Tuesday, 17 October 2017

EU: Deafening Silence concerning Spanish abuses

EU's Deafening Silence

When something happens in Venezuela or Burma (I call it Burma, not the fancy name Myanmar), politicians are all too quick to react and to interfere in internal matters. When the country involved in abuses is an EU country, there is a deafening silence. People beaten on the streets, elected representatives arrested and threat of direct rule doing away with Democracy... just a list of niceties for which the Spanish government of Prime Minister Mariano Rajoy is directly responsible, contradicting the view that "65 per cent of Catalans want to remain as part of the Spain". You could say that Mariano Rajoy himself contradicts such view because he panicked and resorted to violence instead of allowing the Referendum to happen normally to prove his point of view. Spain went several decades backwards. Judging by the number of Latin American people fleeing Spain and trying to settle down in Britain, those who are desperately trying to keep the United Kingdom in the European Union are shooting themselves on the foot because reality goes against their assertions about prosperity. What prosperity? Spain has been in doldrums for quite a while to the point that no political party has been able to gather enough votes to form a majority government and for quite a while Spain was de-facto without a real government.

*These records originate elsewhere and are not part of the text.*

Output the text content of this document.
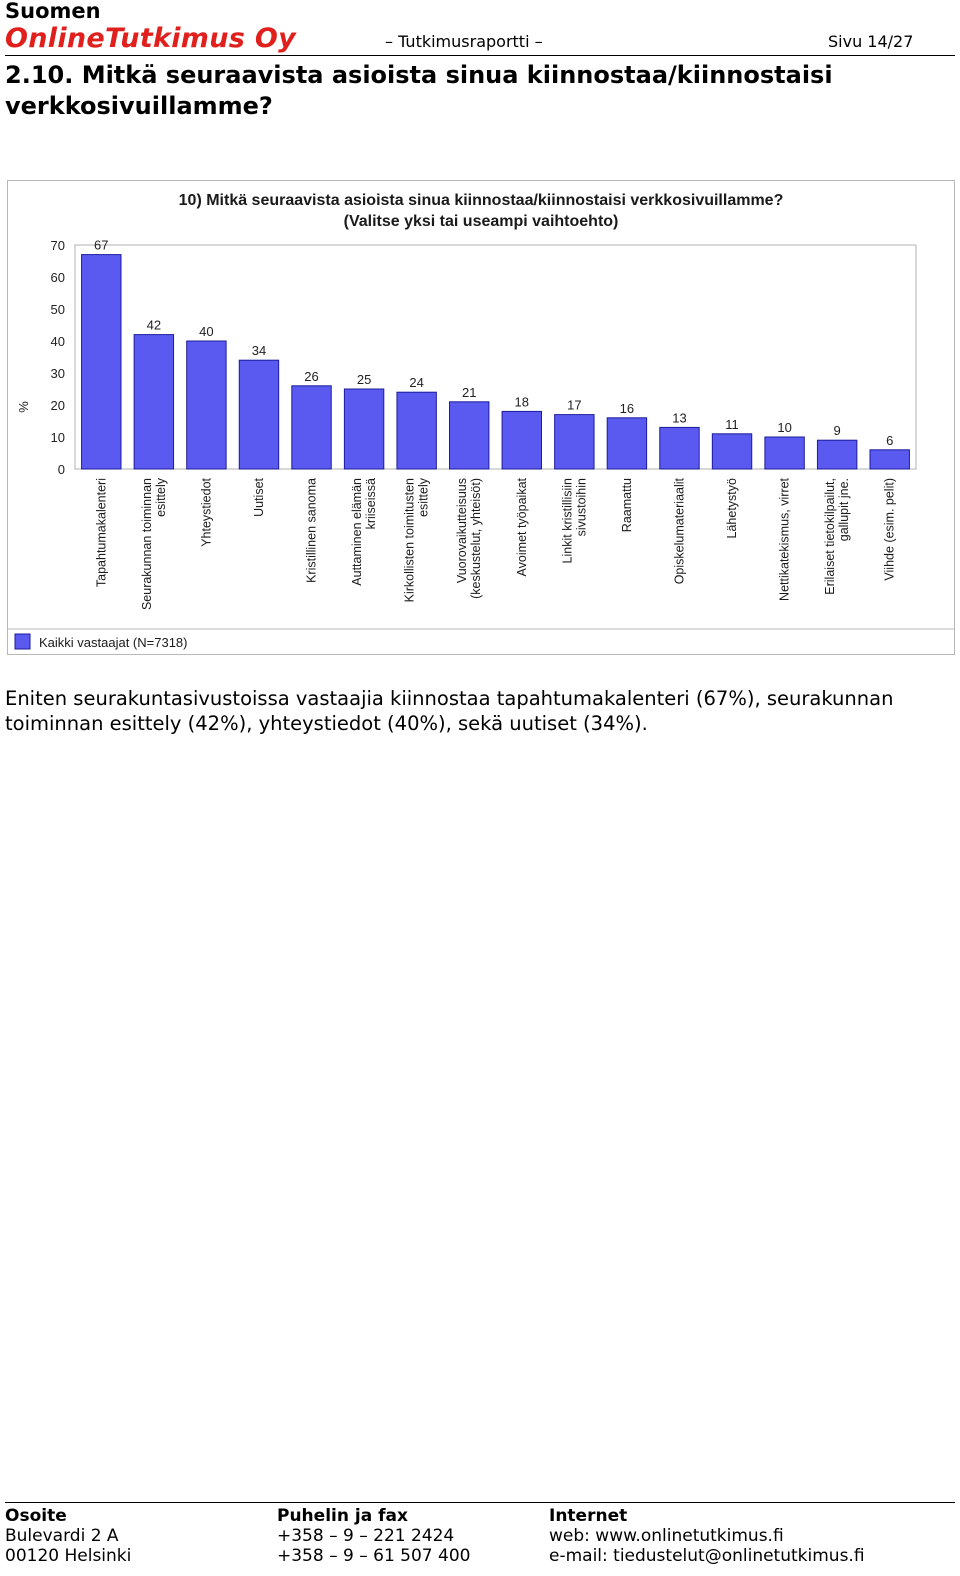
Suomen
OnlineTutkimus Oy	– Tutkimusraportti –	Sivu 14/27
2.10. Mitkä seuraavista asioista sinua kiinnostaa/kiinnostaisi verkkosivuillamme?
10) Mitkä seuraavista asioista sinua kiinnostaa/kiinnostaisi verkkosivuillamme?
(Valitse yksi tai useampi vaihtoehto)
0
10
20
30
40
50
60
70
%
67
Tapahtumakalenteri
42
Seurakunnan toiminnanesittely
40
Yhteystiedot
34
Uutiset
26
Kristillinen sanoma
25
Auttaminen elämänkriiseissä
24
Kirkollisten toimitustenesittely
21
Vuorovaikutteisuus(keskustelut, yhteisöt)
18
Avoimet työpaikat
17
Linkit kristillisiinsivustoihin
16
Raamattu
13
Opiskelumateriaalit
11
Lähetystyö
10
Nettikatekismus, virret
9
Erilaiset tietokilpailut,gallupit jne.
6
Viihde (esim. pelit)
Kaikki vastaajat (N=7318)

Eniten seurakuntasivustoissa vastaajia kiinnostaa tapahtumakalenteri (67%), seurakunnan toiminnan esittely (42%), yhteystiedot (40%), sekä uutiset (34%).

Osoite
Bulevardi 2 A
00120 Helsinki
Puhelin ja fax
+358 – 9 – 221 2424
+358 – 9 – 61 507 400
Internet
web: www.onlinetutkimus.fi
e-mail: tiedustelut@onlinetutkimus.fi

I wonder what the reaction of the British mass media, the European mass media or the world mass media would have been if Nicola Sturgeon and the leaders of the Scottish Pro-Independence Movement and/or the people of Scotland had been treated in the same manner the people of Catalonia and its elected representatives have been treated. The European Union has just brushed Spanish violations of human rights and of political rights under the carpet.

In the EU, nothing is final. The fact that Austria, Poland and Hungary were taken to court when they asserted their sovereign rights on Immigration will generate heated debates. In Germany, Alternative für Deutschland entered the Bundestag as the third largest party and in Austria the Freiheit Partei is bound to be a member of the ruling coalition. Expect further developments.